И остался в одиночестве рассматривать в витрине игрушки детские: Мячики, Куколок розовощёких, паровозики, машинки, барабанчики и Слоников с погонщиками-Мулатами в чалмах с перьями.
А рядом сидит Нищий незнакомый и всё просит, и просит копеечку у граждан: – Мосье, же не манж па сис жур,
Гебен зи мир битте этвас копек ауф дем штюк брод...
А граждане мимо идут хмурые, не смотрят друг на друга, чтобы совсем не испортить себе настроения, и никто копеечку просто так не вытащит, чтобы Нищего порадовать.
Как-будто совершенно никто и не видит этого Нищего в лохмотьях и с лицом совершенно голодным, как у канареечки, которую хозяева позабыли покормить, а сами в отпуск на Канары уехали.
Что-то щёлкнуло внутри Кукиша и стало подпирать прямо к горлу, что-то давно позабытое, от которого слёзы наворачиваются и потом всю ночь в кроватке ворочаешься…
Стал он у себя в закромах шарить в тщетных поисках – но ничего не нашёл, чтобы подать Нищему.
А сам вдруг чувствует, что внутри опять началось что-то нежное и мягкотелое, которое так усердно выбивали из него Кулак с Подкулачниками, чтобы сделать образцового Кукиша, наглого и дерзновенного.
Тогда взмолился Мякиш и возвёл очи свои до самого верха верхнего:
– Прошу тебя, Наимягчейший и Наинежнейший, любимый Никогданечерствеющий, дай нам с этим Нищим твою защиту и сострадание и прости всех чёрствых, хмурых и мимо проходящих, которые не протянут никому руку помощи и не подарят свою любовь и нежность всякому страждущему.

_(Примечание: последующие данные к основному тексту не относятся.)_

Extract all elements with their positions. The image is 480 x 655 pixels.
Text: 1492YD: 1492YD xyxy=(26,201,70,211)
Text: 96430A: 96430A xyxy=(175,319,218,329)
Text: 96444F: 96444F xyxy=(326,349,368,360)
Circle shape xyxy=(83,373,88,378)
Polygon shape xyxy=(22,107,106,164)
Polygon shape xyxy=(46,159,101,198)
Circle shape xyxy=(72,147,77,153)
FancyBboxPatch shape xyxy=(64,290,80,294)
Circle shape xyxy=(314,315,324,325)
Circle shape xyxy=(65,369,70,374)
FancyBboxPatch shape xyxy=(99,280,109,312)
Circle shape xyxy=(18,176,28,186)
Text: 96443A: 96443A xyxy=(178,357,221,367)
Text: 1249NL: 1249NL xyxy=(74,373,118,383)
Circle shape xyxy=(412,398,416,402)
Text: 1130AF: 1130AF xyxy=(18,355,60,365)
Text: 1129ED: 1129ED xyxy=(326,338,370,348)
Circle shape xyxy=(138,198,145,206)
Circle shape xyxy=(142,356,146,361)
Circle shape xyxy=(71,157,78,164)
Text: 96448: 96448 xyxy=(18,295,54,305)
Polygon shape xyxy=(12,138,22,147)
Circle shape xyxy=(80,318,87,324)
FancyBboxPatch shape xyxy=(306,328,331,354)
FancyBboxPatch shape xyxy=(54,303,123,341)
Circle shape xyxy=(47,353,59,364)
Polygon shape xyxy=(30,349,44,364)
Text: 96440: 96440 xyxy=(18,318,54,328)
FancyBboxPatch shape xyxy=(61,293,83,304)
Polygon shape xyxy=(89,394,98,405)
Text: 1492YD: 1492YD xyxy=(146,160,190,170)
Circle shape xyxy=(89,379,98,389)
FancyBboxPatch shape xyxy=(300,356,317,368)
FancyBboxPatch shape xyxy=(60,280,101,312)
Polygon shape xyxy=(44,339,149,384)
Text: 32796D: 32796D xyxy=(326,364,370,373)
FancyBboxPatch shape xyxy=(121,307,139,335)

Вот какую удивительную молитву Мякиш из себя изобрёл и рассказал всем окружающим гражданам.
И тотчас ударил гром, засверкала молния и посыпался на всех проезжающих, проходящих и проползающих, удивительный порошок белого вида, очень странный на вид и ощупывание тактильное.
И все вокруг вдруг застыли без движения и зашептали с восхищением:
– Это, наверное, какая-нибудь манна на нас сверху сыплется, надо срочно её понюхать для определённого понимания.
А как понюхают – сразу начинают улыбаться, пританцовывать и в барабанчики стучать и вообще начинают брататься и друг другу кланяться, и клясться в вечной любви и верности.
Ну, не знаю – манна или не манна то была, но что какой-то белый порошок был – это точно.
А наш Мякиш оглянулся на Нищего, а тот куда-то совершенно исчез, как будто никогда его и не было…
Вот такая история, понимаешь, получилась про Мякиша-Кукиша.